Sürekli kısmi iş göremezlik hâline giren kişi çalışmasını sürdürebilir ise de, yaşıtlarına ve aynı durumda olanlara göre (sakatlığı oranında daha fazla güç ve çaba harcayacağından), kazançlarında bir azalma olmasa bile (sakatlığı oranında) tazminat isteme hakkı bulunduğu kabul edilmektedir.
Sürekli tam iş göremezlik, beden gücünün bütünüyle yitirilmesi durumudur. Bu durumdaki kişi artık çalışamayacak ve kazanç elde edemeyecektir. Bu nedenle tazminat yüzde yüz oranı üzerinden hesaplanacak, giderek başkasının yardımıyla yaşamını sürdürmesi zorunluluğu varsa, ayrıca tazminata bakıcı giderleri de eklenecektir.
Geçici iş göremezlik tazminatı ise, haksız fiil neticesinde yaralanan kişinin, yaralanması neticesinde gördüğü veya göreceği tedavi süresince, sağlıklı iken elde ettiği ancak yaralanması sebebiyle tedavisi tamamlanana kadar mahrum kaldığı gelirlerinden ibarettir.
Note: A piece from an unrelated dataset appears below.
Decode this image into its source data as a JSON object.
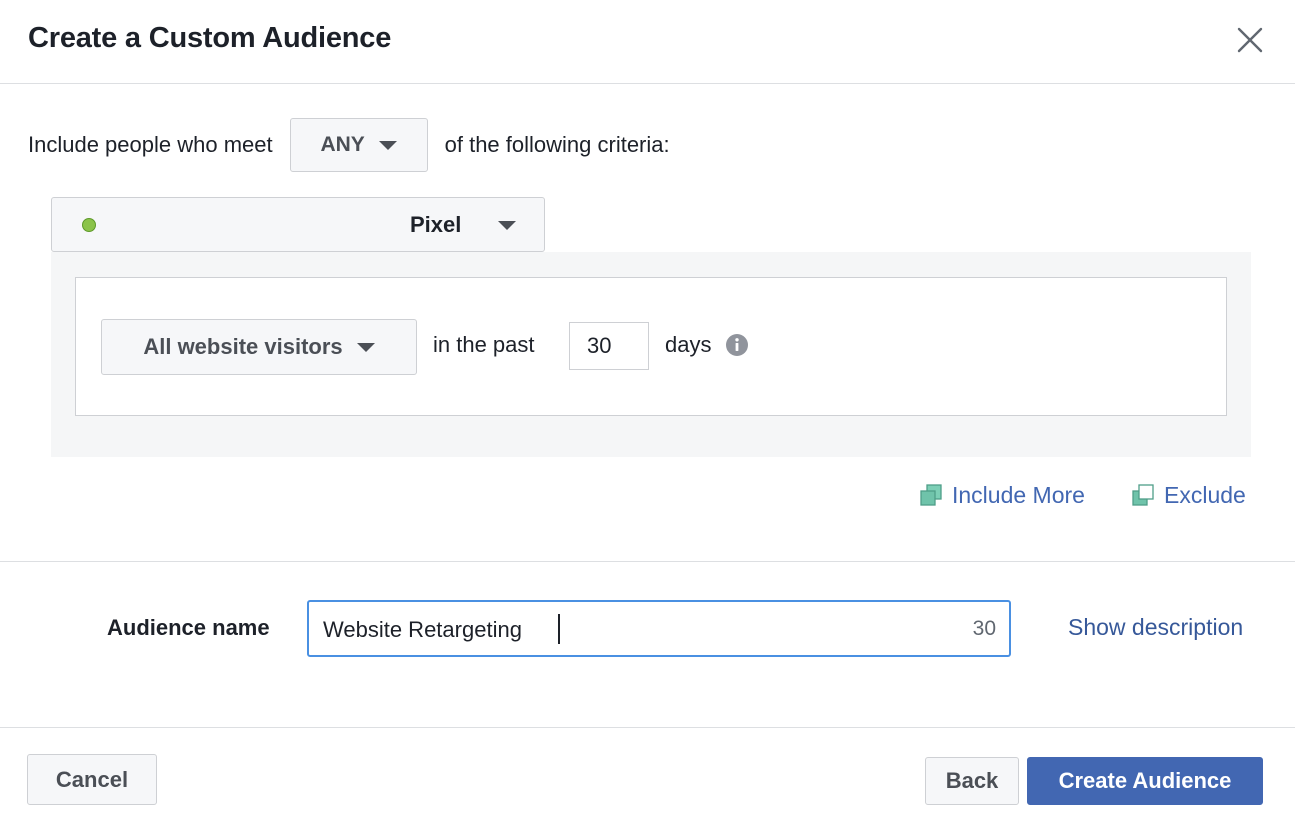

Geçici iş göremezlik tazminatı açısından hak talep edilebilmesi için, bahsedildiği üzere kişinin gelir getirici bir işte çalışması ve yaralanması neticesinde tedavi süresinde gelirlerinden mahrum kalması şarttır.
2918 sayılı Karayolları Trafik Kanunu’nun 91/1. maddesinde, ”işletenlerin, bu kanunun 85/1. maddesine göre olan sorumluluklarının karşılanmasını sağlamak üzere mali sorumluluk sigortası yaptırmaları zorunludur”, aynı Yasa’nın 85/1. maddesinde, ”bir motorlu aracın işletilmesi bir kimsenin ölümüne veya yararlanmasına yahut bir şeyin zarara uğramasına sebep olursa, araç işletenin bu zarardan sorumlu olacağı”, aynı Yasa’nın 85/son maddesinde ise, ”işleten ve araç işleticisi teşebbüsün sahibi, aracın sürücüsünün veya aracın kullanılmasına katılan yardımcı kişilerin kusurundan kendi kusuru gibi sorumludur.” hükümlerine yer verilmiş, Karayolları Zorunlu Mali Sorumluluk Sigortası Genel Şartları’nın A-1. maddesinde de, ”sigortacı bu poliçede tanımlanan motorlu aracın işletilmesi sırasında bir kimsenin ölümüne veya yaralanmasına veya bir şeyin zarara uğramasına sebebiyet vermesinden dolayı 2918 sayılı Karayolları Trafik Kanunu’na göre işletene düşen hukuki sorumluluğu, zorunlu sigorta limitlerine kadar temin eder.” şeklinde ifade edilmiştir.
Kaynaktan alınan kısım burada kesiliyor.